• Merk kan gebruikelijke benaming worden door niet consequent gebruik als merk en uitblijven van handhaving

    22 October 2014, 18:02

Als u een merkregistratie hebt, dan betekent dit dat u onder andere kunt optreden tegen het gebruik van datzelfde merk door anderen indien er sprake is van gebruik voor overeenstemmende diensten of producten. Wordt er een vergelijkbaar (maar niet exact hetzelfde) merk gebruikt, dan kan het gebruik worden verboden als er sprake is van verwarringsgevaar bij het relevante publiek. Een merk moet echter wel aan een aantal criteria voldoen om niet in een procedure tegen een vervallenverklaring aan te lopen.
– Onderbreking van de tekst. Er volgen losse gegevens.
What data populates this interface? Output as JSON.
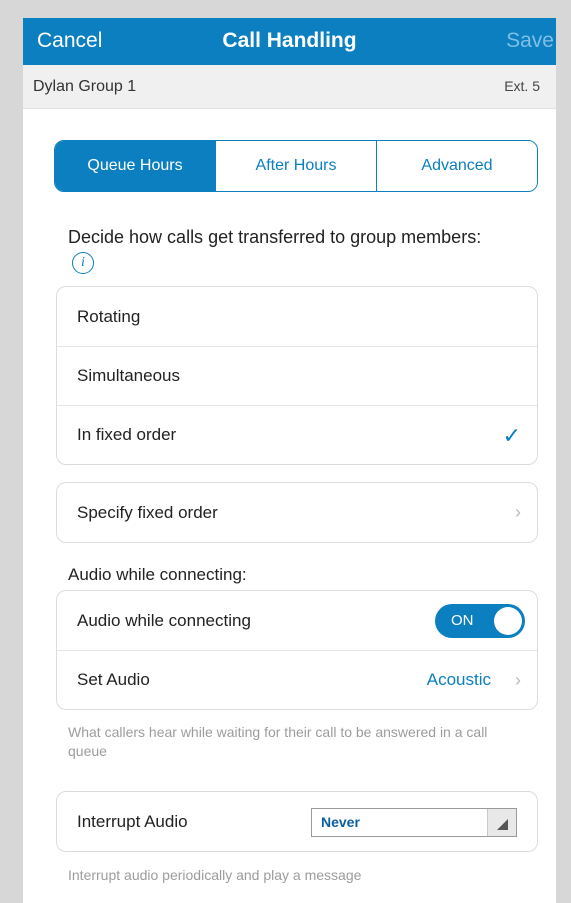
{
  "header": {
    "cancel_label": "Cancel",
    "title": "Call Handling",
    "save_label": "Save"
  },
  "subheader": {
    "group_name": "Dylan Group 1",
    "extension": "Ext. 5"
  },
  "tabs": [
    {
      "label": "Queue Hours",
      "active": true
    },
    {
      "label": "After Hours",
      "active": false
    },
    {
      "label": "Advanced",
      "active": false
    }
  ],
  "description": {
    "text": "Decide how calls get transferred to group members:",
    "info_icon": "i"
  },
  "transfer_options": [
    {
      "label": "Rotating",
      "selected": false
    },
    {
      "label": "Simultaneous",
      "selected": false
    },
    {
      "label": "In fixed order",
      "selected": true
    }
  ],
  "check_glyph": "✓",
  "fixed_order": {
    "label": "Specify fixed order"
  },
  "audio": {
    "section_label": "Audio while connecting:",
    "toggle_label": "Audio while connecting",
    "toggle_state": "ON",
    "set_audio_label": "Set Audio",
    "set_audio_value": "Acoustic",
    "help_text": "What callers hear while waiting for their call to be answered in a call queue"
  },
  "interrupt": {
    "label": "Interrupt Audio",
    "selected_value": "Never",
    "help_text": "Interrupt audio periodically and play a message"
  },
  "colors": {
    "accent": "#0b7fc0",
    "save_disabled": "#7fbfe6"
  }
}
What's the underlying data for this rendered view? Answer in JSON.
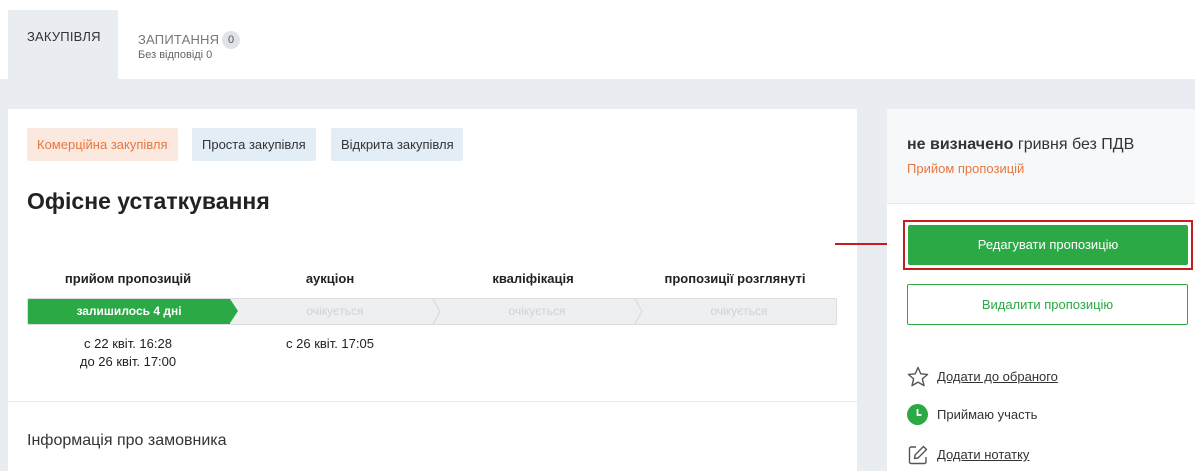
{
  "tabs": [
    {
      "label": "ЗАКУПІВЛЯ",
      "active": true
    },
    {
      "label": "ЗАПИТАННЯ",
      "count": "0",
      "sub": "Без відповіді 0"
    }
  ],
  "chips": [
    "Комерційна закупівля",
    "Проста закупівля",
    "Відкрита закупівля"
  ],
  "tender": {
    "title": "Офісне устаткування"
  },
  "stages": [
    {
      "title": "прийом пропозицій",
      "bar": "залишилось 4 дні",
      "dates": [
        "с 22 квіт. 16:28",
        "до 26 квіт. 17:00"
      ]
    },
    {
      "title": "аукціон",
      "bar": "очікується",
      "dates": [
        "с 26 квіт. 17:05"
      ]
    },
    {
      "title": "кваліфікація",
      "bar": "очікується",
      "dates": []
    },
    {
      "title": "пропозиції розглянуті",
      "bar": "очікується",
      "dates": []
    }
  ],
  "progress_value": 0.25,
  "customer_section": "Інформація про замовника",
  "price": {
    "amount": "не визначено",
    "suffix": "гривня без ПДВ",
    "status": "Прийом пропозицій"
  },
  "buttons": {
    "edit": "Редагувати пропозицію",
    "delete": "Видалити пропозицію"
  },
  "actions": [
    {
      "label": "Додати до обраного",
      "icon": "star-icon"
    },
    {
      "label": "Приймаю участь",
      "icon": "clock-icon"
    },
    {
      "label": "Додати нотатку",
      "icon": "edit-note-icon"
    }
  ],
  "colors": {
    "green": "#2aa944",
    "orange": "#e8773f",
    "highlight": "#c41e1e"
  }
}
Eén van deze criteria is dat het merk niet inmiddels tot een in de handel gebruikelijke benaming is geworden door toedoen of nalaten van de merkhouder.

In een uitspraak van de voorzieningenrichter Den Haag (09-09-2014) werd het bovengenoemde criterium door Binckbank in stelling gebracht tegen BNP Paribas, die de houder is van het merk ‘Turbo’ voor beleggingsproducten. Binckbank had daarmee succes want de voorzieningenrechter wees de vordering van BNP op grond van merkinbreuk af omdat vooralsnog geconcludeerd kan worden dat het merk 'Turbo' een gebruikelijke benaming (ofwel: een soortnaam) is geworden. In een bodemprocedure zal overigens nog wel moeten blijken of het merk ook daadwerkelijk vervallen zal worden verklaard.

Volgens de voorzieningenrechter spelen de volgende aspecten een rol bij de beoordeling van het merkrecht van BNP Paribas:

  • De eindgebruikers van Turbo-producten zijn actieve beleggers, wiens perceptie grotendeels wordt bepaald door de wijze waarop de bij beleggingen betrokken partijen en derden (o.a. banken, instellinge, media) de aanduiding ‘turbo’ gebruiken;
  • De naam ‘turbo’ wordt veel gebruikt ter aanduiding van een bepaald type beleggingsproduct;
  • het merk 'Turbo' werd/wordt door BNP en diens voorgangers niet eenduidig als merk gebruikt. Zo wordt er niet aangegeven dat Turbo een geregistreerd merk is. Gebruik van een hoofdletter voor een merk is niet voldoende.
  • De naam ‘turbo’ wordt ook door bijvoorbeeld certificeringsinstituten, de media en de toezichthouder als een soortnaam gebruikt.
  • Omdat er geen generieke namen beschikbaar waren voor het soort belegginsproducten waar de naam 'Turbo' naar verwijst, zijn extra handhavingsinspanningen van de merkhouder van extra belang.
  • BNP heeft anderen die de naam ‘turbo’ gebruikten, niet consequent aangesproken en derhalve niet voldoende handhavingsinspanningen verricht.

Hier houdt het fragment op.